Va appena un po’ meglio, agli italiani, se si considera la tendenza del tasso di occupazione generale. Il rapporto Eurostat registra una crescita del tasso di occupazione generale in Europa, sempre nella fascia d’età 15-64 anni: 64,4% nel 2006 rispetto al 63,4% dell’anno precedente.
L’Italia occupa il 24/mo posto nella graduatoria, con un valore pari al 58,4%, davanti a Ungheria (57,3%), Malta (54,8%) e Polonia (54,5%).
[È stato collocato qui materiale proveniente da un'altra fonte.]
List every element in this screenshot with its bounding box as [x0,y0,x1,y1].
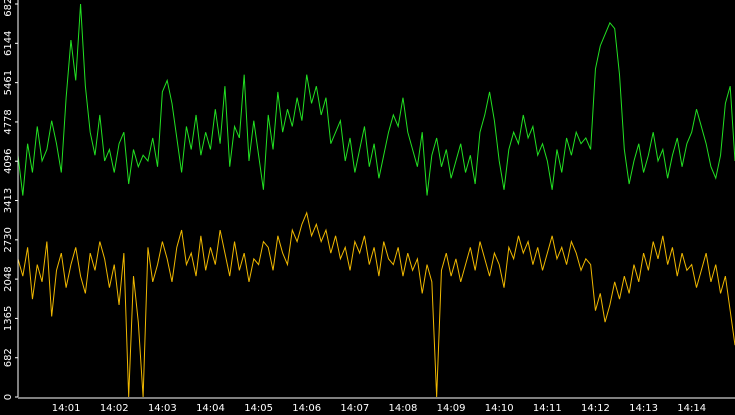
y-tick-label: 682 [3,348,14,367]
y-tick-label: 0 [3,394,14,400]
x-tick-label: 14:07 [340,403,369,414]
x-tick-label: 14:06 [292,403,321,414]
y-tick-label: 1365 [3,306,14,331]
x-tick-label: 14:14 [677,403,706,414]
y-tick-label: 3413 [3,188,14,213]
x-tick-label: 14:13 [629,403,658,414]
x-tick-label: 14:05 [244,403,273,414]
x-tick-label: 14:03 [148,403,177,414]
x-tick-label: 14:01 [52,403,81,414]
y-tick-label: 2048 [3,266,14,291]
y-tick-label: 6144 [3,31,14,56]
x-tick-label: 14:11 [533,403,562,414]
x-tick-label: 14:08 [389,403,418,414]
y-tick-label: 4778 [3,109,14,134]
y-tick-label: 5461 [3,70,14,95]
series-line [17,3,735,196]
x-tick-label: 14:12 [581,403,610,414]
y-tick-label: 6827 [3,0,14,17]
x-tick-label: 14:02 [100,403,129,414]
series-line [17,211,735,398]
y-tick-label: 2730 [3,227,14,252]
x-tick-label: 14:10 [485,403,514,414]
x-tick-label: 14:04 [196,403,225,414]
y-tick-label: 4096 [3,148,14,173]
x-tick-label: 14:09 [437,403,466,414]
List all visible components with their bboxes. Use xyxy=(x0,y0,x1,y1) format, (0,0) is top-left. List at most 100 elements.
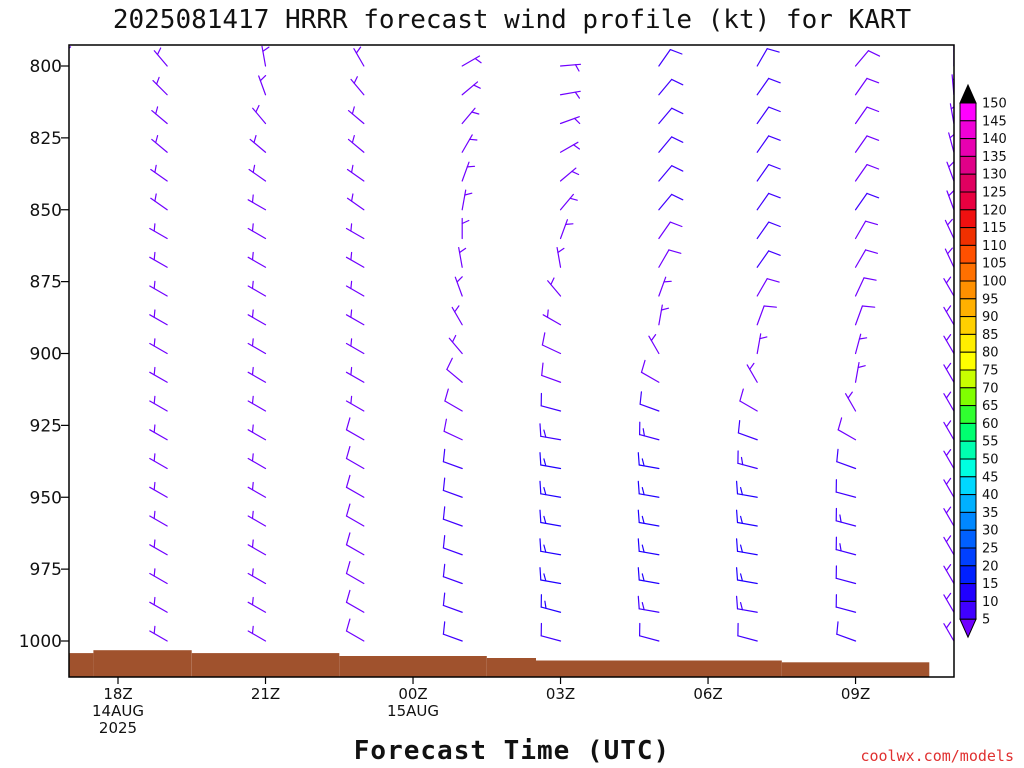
wind-barb xyxy=(353,46,365,67)
barb-shaft xyxy=(152,79,168,96)
barb-shaft xyxy=(854,362,860,383)
barb-shaft xyxy=(541,344,562,355)
wind-barb xyxy=(658,276,672,297)
barb-shaft xyxy=(247,199,267,211)
barb-feather xyxy=(54,330,59,341)
barb-shaft xyxy=(247,314,267,326)
barb-shaft xyxy=(442,461,463,470)
barb-shaft xyxy=(638,493,660,498)
barb-feather xyxy=(945,420,952,428)
wind-barb xyxy=(944,247,954,268)
barb-shaft xyxy=(247,285,267,297)
wind-barb xyxy=(854,106,880,125)
barb-feather xyxy=(671,78,684,86)
wind-barb xyxy=(943,362,954,383)
barb-shaft xyxy=(65,18,68,38)
barb-shaft xyxy=(540,635,562,642)
barb-shaft xyxy=(345,544,365,556)
colorbar-swatch xyxy=(959,227,977,246)
barb-feather xyxy=(52,474,57,486)
barb-feather xyxy=(262,46,270,52)
barb-shaft xyxy=(559,90,581,96)
wind-barb xyxy=(943,334,954,355)
wind-barb xyxy=(943,506,954,527)
barb-shaft xyxy=(638,521,660,527)
wind-barb xyxy=(737,420,758,441)
barb-feather xyxy=(251,309,254,318)
barb-feather xyxy=(52,619,55,631)
barb-shaft xyxy=(542,314,562,326)
barb-shaft xyxy=(345,601,365,613)
barb-shaft xyxy=(944,248,954,268)
wind-barb xyxy=(943,449,954,470)
barb-shaft xyxy=(451,306,463,326)
barb-shaft xyxy=(854,135,868,153)
wind-barb xyxy=(69,467,70,470)
colorbar-swatch xyxy=(959,138,977,157)
barb-shaft xyxy=(149,371,168,383)
barb-shaft xyxy=(247,429,267,441)
barb-feather xyxy=(945,305,952,313)
barb-shaft xyxy=(345,400,365,412)
barb-feather xyxy=(350,395,353,405)
barb-feather xyxy=(837,417,843,431)
barb-feather xyxy=(345,560,351,575)
colorbar-label: 110 xyxy=(982,239,1007,254)
wind-barb xyxy=(149,453,168,470)
barb-shaft xyxy=(247,457,267,470)
barb-feather xyxy=(749,362,755,370)
barb-shaft xyxy=(559,193,575,211)
barb-shaft xyxy=(258,75,267,96)
barb-feather xyxy=(735,567,739,581)
wind-barb xyxy=(261,45,270,67)
barb-shaft xyxy=(149,457,168,470)
barb-shaft xyxy=(69,180,70,182)
barb-feather xyxy=(946,247,953,255)
wind-barb xyxy=(149,625,168,642)
barb-shaft xyxy=(943,594,954,613)
wind-barb xyxy=(756,333,768,355)
wind-barb xyxy=(442,621,463,642)
colorbar-swatch xyxy=(959,440,977,460)
barb-shaft xyxy=(943,450,954,470)
wind-barb xyxy=(943,592,954,613)
colorbar-swatch xyxy=(959,387,977,407)
barb-feather xyxy=(251,251,254,261)
colorbar-swatch xyxy=(959,494,977,513)
barb-feather xyxy=(637,567,640,581)
barb-shaft xyxy=(948,132,954,153)
barb-shaft xyxy=(247,486,267,498)
barb-shaft xyxy=(442,604,463,613)
x-tick-label: 09Z xyxy=(841,685,870,703)
wind-barb xyxy=(345,589,365,613)
barb-feather xyxy=(671,107,684,115)
wind-barb xyxy=(539,538,562,556)
barb-feather xyxy=(739,544,744,553)
wind-barb xyxy=(836,621,857,642)
wind-barb xyxy=(735,509,758,527)
barb-shaft xyxy=(943,536,954,556)
barb-feather xyxy=(543,458,547,467)
barb-feather xyxy=(576,37,579,44)
x-tick-label: 06Z xyxy=(693,685,722,703)
wind-barb xyxy=(835,536,857,556)
y-tick-label: 975 xyxy=(30,560,62,580)
barb-shaft xyxy=(556,247,562,268)
barb-shaft xyxy=(69,237,70,240)
colorbar-label: 120 xyxy=(982,203,1007,218)
barb-shaft xyxy=(547,280,562,297)
wind-barb xyxy=(153,47,168,67)
barb-shaft xyxy=(69,266,70,268)
colorbar-label: 40 xyxy=(982,488,999,503)
barb-shaft xyxy=(247,515,267,527)
colorbar-swatch xyxy=(959,280,977,300)
barb-shaft xyxy=(638,579,660,585)
barb-shaft xyxy=(648,335,660,355)
barb-shaft xyxy=(149,544,168,556)
barb-shaft xyxy=(347,138,365,153)
terrain-block xyxy=(339,656,487,677)
wind-barb xyxy=(69,266,70,268)
barb-feather xyxy=(350,309,353,318)
barb-shaft xyxy=(69,93,70,96)
barb-shaft xyxy=(746,364,758,383)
In questo ambito, 20 Paesi Ue su 27 sono al di sopra del 60%; in testa Danimarca (77,4%), Olanda (74,3%) e Svezia (73,1%).
Cresce in Europa pure il tasso di occupazione relativo alla fascia d’età 55-64 anni: 43,5% nel 2006, contro il 42,2% del 2005. L’Italia occupa anche qui il 24/mo posto tra i 27 Paesi dell’Ue, con un valore pari al 32,5%, davanti a Belgio (32%), Malta (30%) e Polonia (28,1%).
E’ tenendo presenti questi raffronti che vanno lette le considerazioni del CNEL sulla situazione italiana “Crescita dell’occupazione record nel 2006 ma per il 2007 le prospettive appaiono molto meno rosee”.
Nel Rapporto sul mercato del lavoro 2006 presentato oggi il Cnel sottolinea come a fronte di un aumento di 425.000 occupati registrato l’anno scorso quest’anno si segnali una frenata sia per le forze di lavoro che per la nuova occupazione. In particolare nel primo trimestre 2007 si registra una caduta delle forze di lavoro al Sud (-3,6%), trainata soprattutto dal calo della forza lavoro femminile (-4,6%).
Il Cnel segnala che la riduzione del tasso di attività nel Mezzogiorno è dovuto in parte all’effetto scoraggiamento (di fronte alla scarsa domanda di lavoro le persone rinunciano direttamente a proporsi sul mercato) ma anche a un nuovo fenomeno migratorio, soprattutto dei giovani, alla ricerca di lavoro verso il Nord.
Nel Rapporto si ricorda come l’anno scorso la disoccupazione sia scesa a livelli che non si registravano più dai primi anni Ottanta (nel 2006 era al 6,8% rispetto al 7,7% del 2005) . Il Cnel segnala inoltre come la crescita dell’occupazione si sia concentrata “tutta nelle imprese fino a 50 dipendenti mentre le grandi imprese hanno ancora registrato decrementi dei livelli occupazionali” e come i lavoratori atipici siano poco più di tre milioni.
La diffusione dei contratti a termine comunque, pur in crescita tra i giovani, resta – si legge nel Rapporto – “inferiore a quella degli altri Paesi”. Oltre un terzo delle assunzioni a tempo indeterminato del 2006 infatti riguardano persone che l’anno prima avevano un contratto a termine. E’ aumentata la probabilità di trovare lavoro per i disoccupati ma anche la probabilità di perdere il lavoro per coloro che hanno un contratto “atipico”.